ECB President Mario Draghi said in September the bank was ready to buy unlimited amounts of bonds focused on maturities of one to three years of countries that requested a European bailout and met strict conditions.
The plan has yet to be triggered and Spain, seen as most likely to make first use of the measure, last month asked for assurances that intervention under the programme would bring its debt yields down.
"The ECB has made clear its determination to do what is necessary to preserve the euro. The OMT (Outright Monetary Transactions scheme) provides the necessary tools to deliver on that commitment," Patrick Honohan, Ireland's representative on the ECB board, said.
"Still, it is not to be expected that the OMT will by itself restore the tight uniformity of spreads that prevailed for the first decade of the euro," he added in the text of speech to be delivered in Basel, Switzerland.
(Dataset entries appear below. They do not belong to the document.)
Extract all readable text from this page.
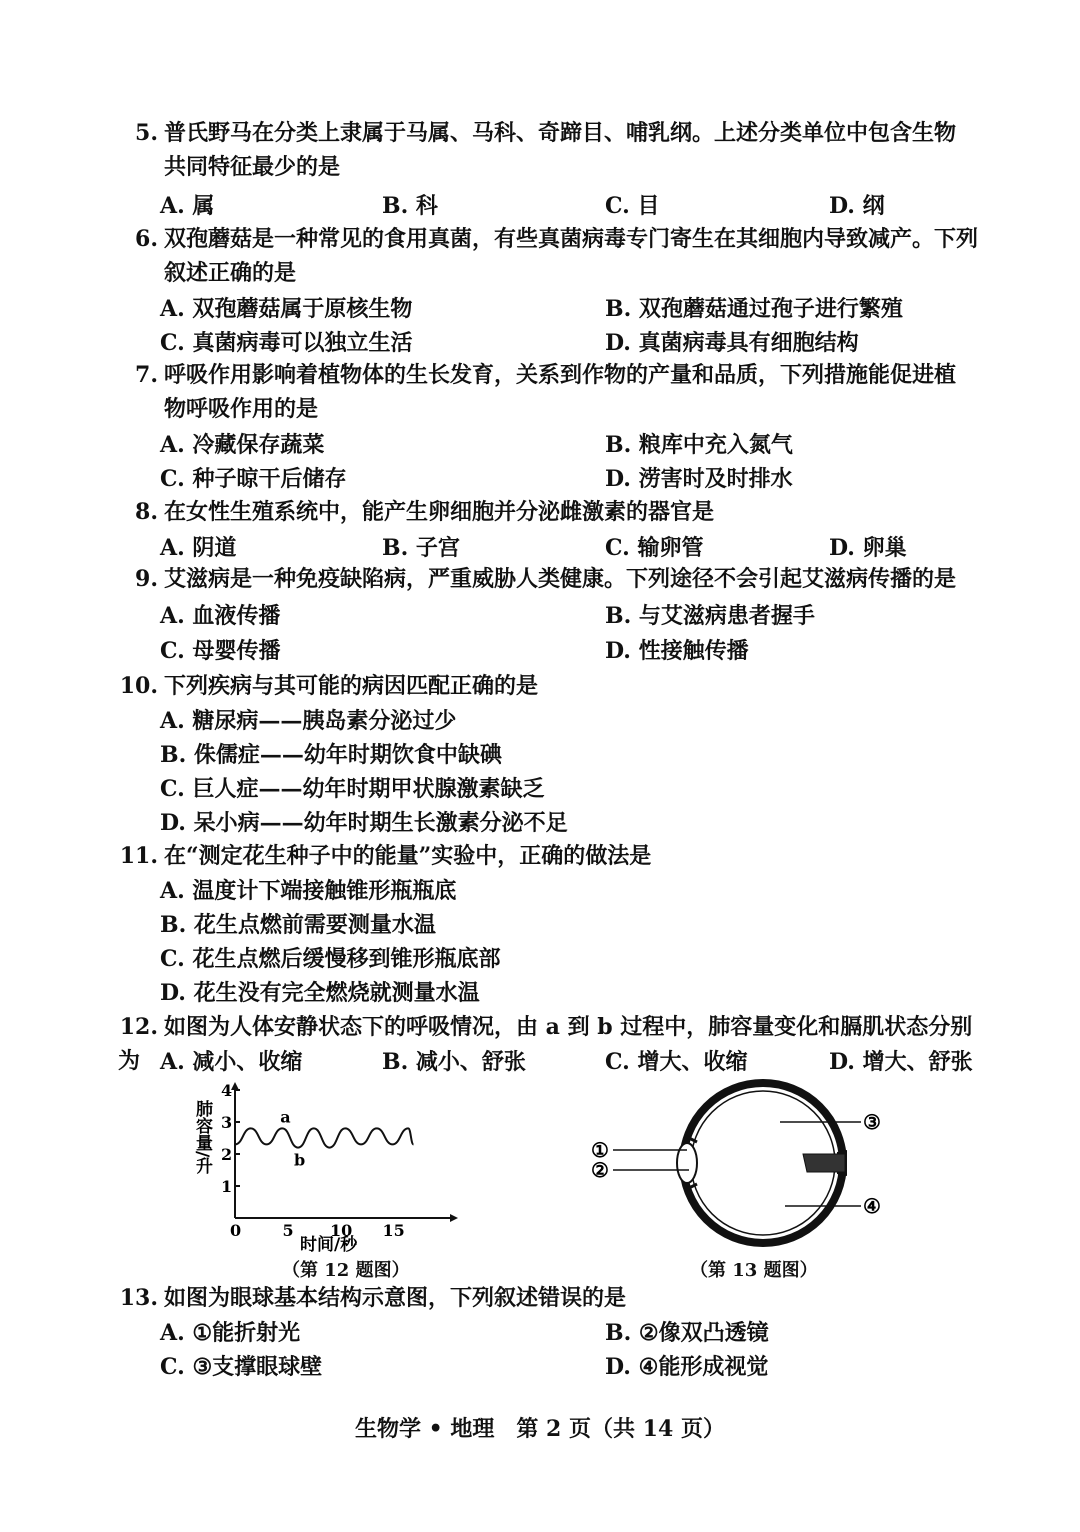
5. 普氏野马在分类上隶属于马属、马科、奇蹄目、哺乳纲。上述分类单位中包含生物
共同特征最少的是
A. 属	B. 科	C. 目	D. 纲
6. 双孢蘑菇是一种常见的食用真菌，有些真菌病毒专门寄生在其细胞内导致减产。下列
叙述正确的是
A. 双孢蘑菇属于原核生物	B. 双孢蘑菇通过孢子进行繁殖
C. 真菌病毒可以独立生活	D. 真菌病毒具有细胞结构
7. 呼吸作用影响着植物体的生长发育，关系到作物的产量和品质，下列措施能促进植
物呼吸作用的是
A. 冷藏保存蔬菜	B. 粮库中充入氮气
C. 种子晾干后储存	D. 涝害时及时排水
8. 在女性生殖系统中，能产生卵细胞并分泌雌激素的器官是
A. 阴道	B. 子宫	C. 输卵管	D. 卵巢
9. 艾滋病是一种免疫缺陷病，严重威胁人类健康。下列途径不会引起艾滋病传播的是
A. 血液传播	B. 与艾滋病患者握手
C. 母婴传播	D. 性接触传播
10. 下列疾病与其可能的病因匹配正确的是
A. 糖尿病——胰岛素分泌过少
B. 侏儒症——幼年时期饮食中缺碘
C. 巨人症——幼年时期甲状腺激素缺乏
D. 呆小病——幼年时期生长激素分泌不足
11. 在“测定花生种子中的能量”实验中，正确的做法是
A. 温度计下端接触锥形瓶瓶底
B. 花生点燃前需要测量水温
C. 花生点燃后缓慢移到锥形瓶底部
D. 花生没有完全燃烧就测量水温
12. 如图为人体安静状态下的呼吸情况，由 a 到 b 过程中，肺容量变化和膈肌状态分别为 A. 减小、收缩	B. 减小、舒张	C. 增大、收缩	D. 增大、舒张
肺容量/升
1
2
3
4
0	5 10 15
a
b
时间/秒
（第 12 题图）
①
②
③
④
（第 13 题图）
13. 如图为眼球基本结构示意图，下列叙述错误的是
A. ①能折射光	B. ②像双凸透镜
C. ③支撑眼球壁	D. ④能形成视觉
生物学 • 地理　第 2 页（共 14 页）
Honohan's comments echo remarks by fellow ECB policymaker Benoit Coeure, who said in December that the aim of the scheme was not to eliminate the premium over German Bunds that euro zone governments pay to borrow on the market.
Spain, which said on Tuesday its gross bond issuance target for 2013 was 121.3 billion euros - up 7.6 percent on last year - has seen the yields on its 10-year government debt fall to 5.09 percent since Draghi announced the new initiative.
That is still higher than bailed-out Ireland whose comparable debt trades at 4.43 percent, a level Honohan said that was a poor return for the sizable budget adjustments Dublin has made since its "relatively extreme" financial crisis began.
Ireland, which is looking to raise around 2 billion euros in its first debt sale of 2013 on Tuesday, has made spending cuts and tax hikes equivalent to 18 percent of annual output since 2008.
"Irish sovereign spreads may no longer be bloated by redenomination risk, but at 300 basis points at the long end, they do seem to reflect a credit risk premium that is poor reward, so far, for what has been a sizable fiscal adjustment effort," he said.